Preguntado en una rueda de prensa desde Bruselas sobre si la UE enviará en calidad de observador a algún miembro del Ejecutivo comunitario a la Junta de Paz, el portavoz comunitario Guillaume Mercier no dio detalles del estatus preciso, pero sí afirmó que Suica participará en la reunión de esta semana «en la parte específicamente dedicada a Gaza», no cuando se aborden otros asuntos.

Además, subrayó que con esta asistencia, la Comisión Europea «no se convierte en miembro de la Junta de Paz», acotando su participación en el marco de «su compromiso de larga data con la aplicación del alto el fuego en Gaza», pero también para «formar parte de los esfuerzos internacionales destinados a apoyar la reconstrucción y la recuperación» tras los ataques de Israel en Gaza.

«Más allá del estatus de participación en la Junta de Paz, lo que importa es lo que la UE puede aportar a los debates, y tenemos un papel importante que desempeñar.
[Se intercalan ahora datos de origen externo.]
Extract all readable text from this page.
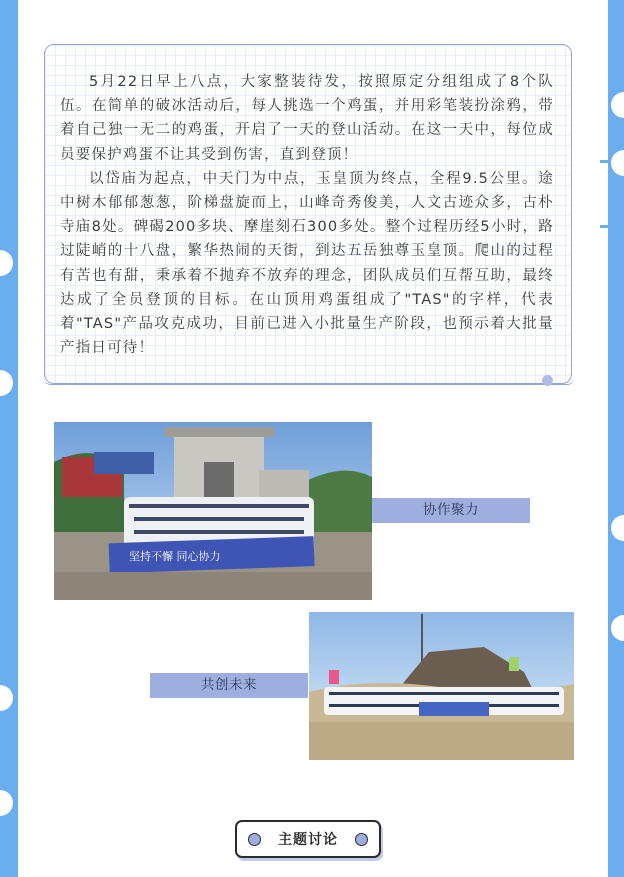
5月22日早上八点，大家整装待发，按照原定分组组成了8个队伍。在简单的破冰活动后，每人挑选一个鸡蛋，并用彩笔装扮涂鸦，带着自己独一无二的鸡蛋，开启了一天的登山活动。在这一天中，每位成员要保护鸡蛋不让其受到伤害，直到登顶！

以岱庙为起点，中天门为中点，玉皇顶为终点，全程9.5公里。途中树木郁郁葱葱，阶梯盘旋而上，山峰奇秀俊美，人文古迹众多，古朴寺庙8处。碑碣200多块、摩崖刻石300多处。整个过程历经5小时，路过陡峭的十八盘，繁华热闹的天街，到达五岳独尊玉皇顶。爬山的过程有苦也有甜，秉承着不抛弃不放弃的理念，团队成员们互帮互助，最终达成了全员登顶的目标。在山顶用鸡蛋组成了"TAS"的字样，代表着"TAS"产品攻克成功，目前已进入小批量生产阶段，也预示着大批量产指日可待！

坚持不懈 同心协力
协作聚力
共创未来
主题讨论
Contamos con experiencia, ya disponemos de un apoyo financiero significativo, y es en este contexto en el que queremos participar en esas discusiones», añadió a la explicación el portavoz de Exteriores Anouar El Anouni.

Suica acudirá por tanto a Washington en calidad de comisaria responsable del Mediterráneo, y para representar el compromiso comunitario con la aplicación de la paz en Gaza, así como para recordar también toda la contribución que ha venido realizando la UE, que es «el mayor donante» de ayuda para Palestina.

Tras detallar que la jefa de la diplomacia europea, Kaja Kallas, está en contacto con los ministros de Exteriores de los 27 sobre qué puede aportar la UE para garantizar la paz en Gaza, El Anouni ha reiterado las dudas que el bloque comunitario tiene con la «configuración estatuaria» de la Junta de Paz, en particular con su ámbito de aplicación.

Hasta ahora, tanto el Ejecutivo comunitario como los 27 habían rechazado participar en la Junta de Paz esgrimiendo «serias dudas» sobre «la compatibilidad» de la propuesta realizada por Trump con la Carta de Naciones Unidas, su gobernanza o su ámbito de actuación.

Entre las dudas se encuentran algunas relativas al formato, ya que hay más países de los que la Unión Europa esperaba, y también sobrevuelan dudas jurídicas de compatibilidad con la ONU y con el Derecho de la Unión Europea, ya que Trump ha planteado que el futuro del organismo pasa por ser permanente y mediar en otros conflictos, rol que ya ejerce Naciones Unidas.

El 19 de febrero tendrá lugar en Washington un encuentro de la Junta de Paz para reunir a los líderes que conforman el órgano internacional que cuenta con un total de 27 «miembros fundadores», entre los que se encuentran dos Estados miembro de la UE, Bulgaria y Hungría; mientras que Italia participará como observadora.

La presidenta de la Comisión Europea, Ursula von der Leyen, fue invitada a la reunión de esta semana en la capital estadounidense, aunque rechazó participar recordando las reticencias que genera en Bruselas el encaje legal debido a la voluntad de Trump de convertir el organismo en un ente que medie en otras guerras.